Seul Alexandre Dumas, à l’article sauce de son Grand dictionnaire de cuisine se lance dans la description de 90 préparations différentes. Publié en 1873 chez Lemerre après sa mort, et constamment réédité, cet ouvrage est à la fois savoureux et d’une lecture exquise, en même temps qu’un témoignage savant, pittoresque et volontairement documenté sur la cuisine de son temps. Mais en ce domaine, la passion et le talent ne sont que rarement reconnus lorsqu’ils émanent d’un amateur, ce qu’était Dumas. Les cuisiniers de l’époque, successeurs de Carême, principaux bénéficiaires du prestige attaché à cette grande plume, se comportèrent à son égard comme des cuistres, relevant les imprécisions ou les invraisemblances de ses recettes, leur contestant même toute valeur culinaire. Dumas pensait naïvement au contraire, que ce dictionnaire serait « le vrai monument de sa renommée» et même, en 1858, « l’oreiller de sa vieillesse. » Cette somme sans équivalent reste l’un des ouvrages clés pour la compréhension de l’évolution de la cuisine tout au long du XIXe siècle, même dans ses aspects anecdotiques, comme l’évocation de la « marmite éternelle » dans laquelle viandes et bouillons remplacés à la demande mijotent nuit et jour, ou dans le panégyrique du rôti et du braisage qui concentrent les sucs habituellement dilués par le bouilli ou encore dans la description des sauces, quintessence de la cuisine française de cette époque.

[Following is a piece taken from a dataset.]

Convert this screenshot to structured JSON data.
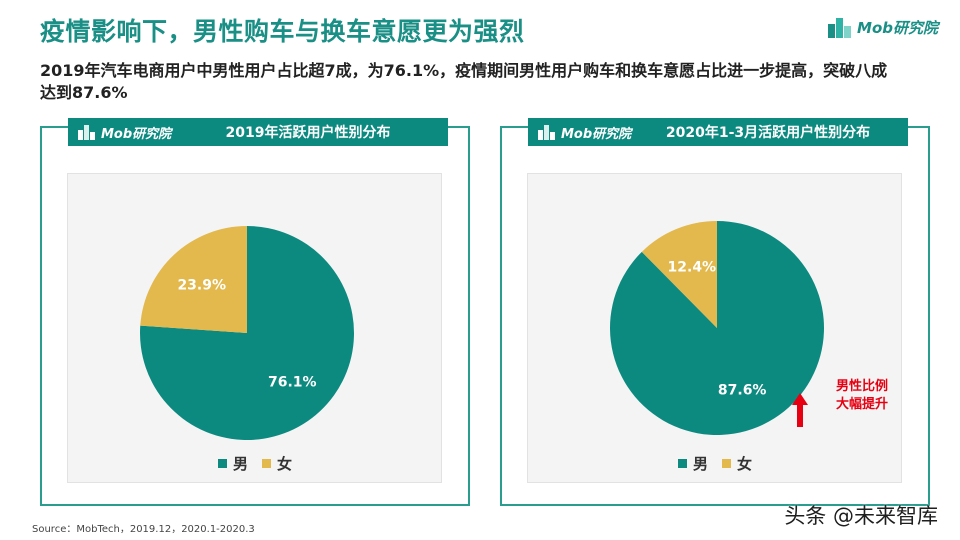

Attardons-nous un instant sur la sauce vinaigrette, selon Alexandre Dumas, qui illustre sinon l’originalité gastronomique, du moins les profondes qualités humaines de ce curieux et attachant personnage. Il entrait dans une rage folle lorsque l’on avait introduit dans la salade le vinaigre, le sel et le poivre, avant l’huile. Sa recette est parvenue jusqu’à nous : « Je place dans un saladier un jaune d’œuf dur par deux personnes. Je le broie dans l’huile pour en faire une pâte. A cette pâte j’ajoute du cerfeuil, du thym écrasé, des anchois pilés, des cornichons hachés et le blanc des œufs durs, également haché. Sel et poivre. Je délaye le tout avec un bon vinaigre, puis je mets la salade dans le saladier. A ce moment, j’appelle un domestique et lui dis de retourner la salade. Lorsqu’il a terminé, je laisse tomber de haut, une pincée de paprika. Il ne reste plus qu’à servir. » Cette recette, comme souvent, est un autoportrait. Dumas ne rechigne pas à la mise en œuvre, mais se réserve la tâche noble. En 1848, candidat aux élections, il se présenta d’ailleurs comme « ouvrier de la pensée. » Retourner la salade, en revanche, revenait à un exécutant.

Carême

Dumas ne prétendait évidemment pas rivaliser avec Antonin Carême, qui, quelques mois avant sa mort, en 1833, avait publié un dernier ouvrage, L’Art de la cuisine française au XIXe siècle, une somme culinaire en cinq volumes dans laquelle la préparation des sauces est décrite comme un art à part entière. Dans cet ouvrage, il classifiait les sauces pour mieux les utiliser et les adapter selon leur couleur et leur texture, qu’elles soient chaudes ou froides. Quatre sauces mères, ou grandes sauces, formaient la base de sa cuisine : l’espagnole, le velouté, l’allemande et la béchamel. Choisissant et dosant méticuleusement les ingrédients, il créa ce qu’il a appelé les « petites sauces », soit des apprêts savoureux épousant à la perfection la saveur dominante d’un plat. Il les présente ainsi dans son traité : « Ce qui constitue la succulence des petites sauces en général, c’est la précision avec laquelle nous marquons leur assaisonnement car si quelques aromates ou épiceries qui les composent se font trop sentir, aussitôt un palais exercé s’en aperçoit, et la science du cuisinier disparaît. »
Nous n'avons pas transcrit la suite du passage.